The back is unbound and the top triple bound in celluloid. The mahogany neck has a bound, dot inlaid rosewood fingerboard. This guitar's single pickup is the older Queens, NY-made Franz unit, which was about to be phased out for good in 1962. This white-covered "soapbar" unit gives this guitar a sweeter, mellower tone than the subsequent pickups Guild employed. The newer style label, black plastic knobs with a "G" shield metal cap and back-painted Lucite pickguard are all typical mid-'60s features, while the Guild "Harp" tailpiece, and two-footed wooden-saddle adjustable bridge specific to this model were carried for many years.

This guitar has been in the possession of the amazingly prolific New York guitarist/composer Elliott Sharp for decades. This instrument has been on a number of projects and he detailed its use as follows:

Performance: Used on jazz and blues gigs in the 1980s

Recording: Mofungo: Albums "Work", "Bugged", "Frederick Douglass" and "Messenger Dogs Of The Gods".
Terraplane: album "Blues For Next" on the song "Chemically"
"Binibon: an opera" used on the track "Fun City Days"

This cherry 3/4 M-65 is a cool variation on this unique Guild, an excellent-playing little guitar for practically any style.
Overall length is 36 3/4 in. (93.3 cm.), 13 5/8 in. (34.6 cm.) wide at lower bout, and 2 1/4 in. (5.7 cm.) in depth, measured at side of rim.
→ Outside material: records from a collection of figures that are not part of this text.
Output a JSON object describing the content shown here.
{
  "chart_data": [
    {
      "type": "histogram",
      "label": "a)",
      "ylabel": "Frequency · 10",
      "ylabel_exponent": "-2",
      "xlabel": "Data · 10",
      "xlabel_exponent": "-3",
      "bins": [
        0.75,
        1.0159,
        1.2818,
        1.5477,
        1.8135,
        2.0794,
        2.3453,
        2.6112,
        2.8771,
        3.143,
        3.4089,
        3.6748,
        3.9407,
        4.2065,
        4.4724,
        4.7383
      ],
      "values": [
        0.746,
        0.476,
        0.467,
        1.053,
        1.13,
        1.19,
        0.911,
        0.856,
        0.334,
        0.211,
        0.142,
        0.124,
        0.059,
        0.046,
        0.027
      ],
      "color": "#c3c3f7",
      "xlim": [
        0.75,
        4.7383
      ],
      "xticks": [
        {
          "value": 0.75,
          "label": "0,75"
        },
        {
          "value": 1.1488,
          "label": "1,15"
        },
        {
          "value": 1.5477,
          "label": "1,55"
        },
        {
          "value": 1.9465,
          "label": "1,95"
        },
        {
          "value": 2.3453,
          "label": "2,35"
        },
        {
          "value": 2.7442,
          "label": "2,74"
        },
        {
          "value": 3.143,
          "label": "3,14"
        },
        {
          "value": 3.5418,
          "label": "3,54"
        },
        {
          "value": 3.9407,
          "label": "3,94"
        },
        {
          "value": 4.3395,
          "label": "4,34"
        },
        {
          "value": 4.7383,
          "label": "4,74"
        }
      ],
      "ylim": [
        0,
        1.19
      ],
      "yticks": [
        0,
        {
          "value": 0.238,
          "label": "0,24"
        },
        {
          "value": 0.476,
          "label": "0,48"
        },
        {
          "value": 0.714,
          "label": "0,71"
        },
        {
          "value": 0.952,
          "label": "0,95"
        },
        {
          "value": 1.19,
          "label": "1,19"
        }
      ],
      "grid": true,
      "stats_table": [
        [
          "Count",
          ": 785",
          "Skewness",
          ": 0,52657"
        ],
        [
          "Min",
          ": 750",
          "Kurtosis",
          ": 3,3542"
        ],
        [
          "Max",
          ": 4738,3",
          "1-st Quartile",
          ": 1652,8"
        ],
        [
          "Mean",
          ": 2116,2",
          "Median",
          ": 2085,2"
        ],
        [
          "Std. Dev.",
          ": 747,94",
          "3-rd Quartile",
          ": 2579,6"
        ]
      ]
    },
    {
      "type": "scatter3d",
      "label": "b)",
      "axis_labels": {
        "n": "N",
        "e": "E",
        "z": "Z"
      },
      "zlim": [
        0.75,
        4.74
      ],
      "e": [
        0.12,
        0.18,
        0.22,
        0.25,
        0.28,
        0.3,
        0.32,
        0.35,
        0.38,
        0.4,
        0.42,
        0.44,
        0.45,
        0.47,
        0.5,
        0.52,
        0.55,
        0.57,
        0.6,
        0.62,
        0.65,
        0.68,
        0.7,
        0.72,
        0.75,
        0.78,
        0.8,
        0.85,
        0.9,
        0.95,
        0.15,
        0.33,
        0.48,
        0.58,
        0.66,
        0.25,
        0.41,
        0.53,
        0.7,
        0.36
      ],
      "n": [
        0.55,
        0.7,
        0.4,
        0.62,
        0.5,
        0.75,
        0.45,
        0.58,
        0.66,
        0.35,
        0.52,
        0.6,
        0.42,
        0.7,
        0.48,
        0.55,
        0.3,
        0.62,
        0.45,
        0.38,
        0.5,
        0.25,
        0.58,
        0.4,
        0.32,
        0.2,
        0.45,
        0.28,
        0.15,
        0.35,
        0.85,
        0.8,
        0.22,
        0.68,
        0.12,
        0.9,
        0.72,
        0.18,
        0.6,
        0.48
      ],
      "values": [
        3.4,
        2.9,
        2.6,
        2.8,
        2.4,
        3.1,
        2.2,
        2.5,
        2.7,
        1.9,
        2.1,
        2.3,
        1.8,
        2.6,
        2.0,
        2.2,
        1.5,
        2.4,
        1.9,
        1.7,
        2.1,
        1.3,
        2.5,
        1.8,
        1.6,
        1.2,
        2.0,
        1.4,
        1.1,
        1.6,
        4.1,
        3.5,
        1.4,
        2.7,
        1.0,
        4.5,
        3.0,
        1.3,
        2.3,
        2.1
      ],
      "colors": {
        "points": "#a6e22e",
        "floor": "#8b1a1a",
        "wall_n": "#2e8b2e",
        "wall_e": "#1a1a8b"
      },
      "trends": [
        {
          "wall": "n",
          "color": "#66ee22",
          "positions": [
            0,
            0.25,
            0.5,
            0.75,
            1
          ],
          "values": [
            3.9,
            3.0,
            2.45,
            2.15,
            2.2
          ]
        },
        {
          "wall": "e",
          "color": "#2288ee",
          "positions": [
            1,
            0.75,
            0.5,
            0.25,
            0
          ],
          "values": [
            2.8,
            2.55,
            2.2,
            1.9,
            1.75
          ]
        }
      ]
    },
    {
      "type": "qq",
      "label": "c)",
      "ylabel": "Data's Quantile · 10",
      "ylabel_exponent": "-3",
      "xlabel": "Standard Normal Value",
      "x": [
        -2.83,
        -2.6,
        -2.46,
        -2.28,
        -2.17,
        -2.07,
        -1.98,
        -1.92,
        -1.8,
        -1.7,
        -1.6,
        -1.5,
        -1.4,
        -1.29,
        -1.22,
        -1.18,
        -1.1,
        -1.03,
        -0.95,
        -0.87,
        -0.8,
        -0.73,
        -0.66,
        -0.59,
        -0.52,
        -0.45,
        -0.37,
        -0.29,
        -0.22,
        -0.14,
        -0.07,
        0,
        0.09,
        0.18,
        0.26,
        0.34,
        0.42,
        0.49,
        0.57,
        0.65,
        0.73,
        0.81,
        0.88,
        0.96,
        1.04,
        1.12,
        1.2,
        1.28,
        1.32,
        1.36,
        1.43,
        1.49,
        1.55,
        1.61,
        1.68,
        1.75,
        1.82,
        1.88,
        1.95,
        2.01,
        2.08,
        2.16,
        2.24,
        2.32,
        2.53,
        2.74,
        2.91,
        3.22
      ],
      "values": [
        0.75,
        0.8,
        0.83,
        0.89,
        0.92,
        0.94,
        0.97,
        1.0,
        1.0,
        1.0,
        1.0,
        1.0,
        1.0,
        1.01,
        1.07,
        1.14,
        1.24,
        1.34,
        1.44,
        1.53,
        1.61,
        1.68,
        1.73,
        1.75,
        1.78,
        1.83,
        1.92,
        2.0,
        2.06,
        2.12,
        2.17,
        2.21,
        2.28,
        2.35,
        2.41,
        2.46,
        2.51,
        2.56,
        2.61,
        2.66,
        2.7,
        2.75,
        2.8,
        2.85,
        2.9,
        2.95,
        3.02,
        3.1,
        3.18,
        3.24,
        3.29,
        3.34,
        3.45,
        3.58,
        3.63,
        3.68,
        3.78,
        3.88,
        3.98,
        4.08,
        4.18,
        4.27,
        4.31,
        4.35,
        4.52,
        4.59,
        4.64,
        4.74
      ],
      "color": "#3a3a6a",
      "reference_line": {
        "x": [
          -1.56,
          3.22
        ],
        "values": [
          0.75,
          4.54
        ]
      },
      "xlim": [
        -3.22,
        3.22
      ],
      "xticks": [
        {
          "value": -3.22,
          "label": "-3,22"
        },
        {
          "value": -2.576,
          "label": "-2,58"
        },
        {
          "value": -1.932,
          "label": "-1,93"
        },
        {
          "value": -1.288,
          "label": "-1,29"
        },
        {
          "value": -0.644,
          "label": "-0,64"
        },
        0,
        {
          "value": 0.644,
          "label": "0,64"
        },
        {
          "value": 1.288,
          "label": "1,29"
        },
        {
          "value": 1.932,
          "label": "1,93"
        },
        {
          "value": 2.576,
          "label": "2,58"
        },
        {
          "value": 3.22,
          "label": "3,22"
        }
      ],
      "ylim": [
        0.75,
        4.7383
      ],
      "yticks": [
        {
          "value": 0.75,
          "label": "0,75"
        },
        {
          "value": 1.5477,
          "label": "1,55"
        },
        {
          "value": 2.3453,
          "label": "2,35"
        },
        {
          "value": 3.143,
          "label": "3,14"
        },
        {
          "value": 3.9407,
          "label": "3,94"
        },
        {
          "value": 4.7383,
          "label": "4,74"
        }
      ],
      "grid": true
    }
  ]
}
Scale length is 22 3/4 in. (578 mm.). Width of nut is 1 5/8 in. (41 mm.).

Overall this is guitar shows signs of long use but remains a nice example; the finish on the back is noticeably more worn than the rest of the instrument. The top is relatively clean with only some small dings and scuffing, the sides a bit more worn. The finish on the back of the neck is down to the wood in the center and has some small dings and dents but nothing too noticeable. The guitar remains all original except for the tuners, which are later '60s Japanese pieces in place of the original strip Waverlys. The frets are slightly crowned down but have only very minor subsequent wear and play fine. This is a super easily handling guitar still in the original brown chipboard case, played in many adventurous situations and ready for new adventures. Overall Excellent - Condition.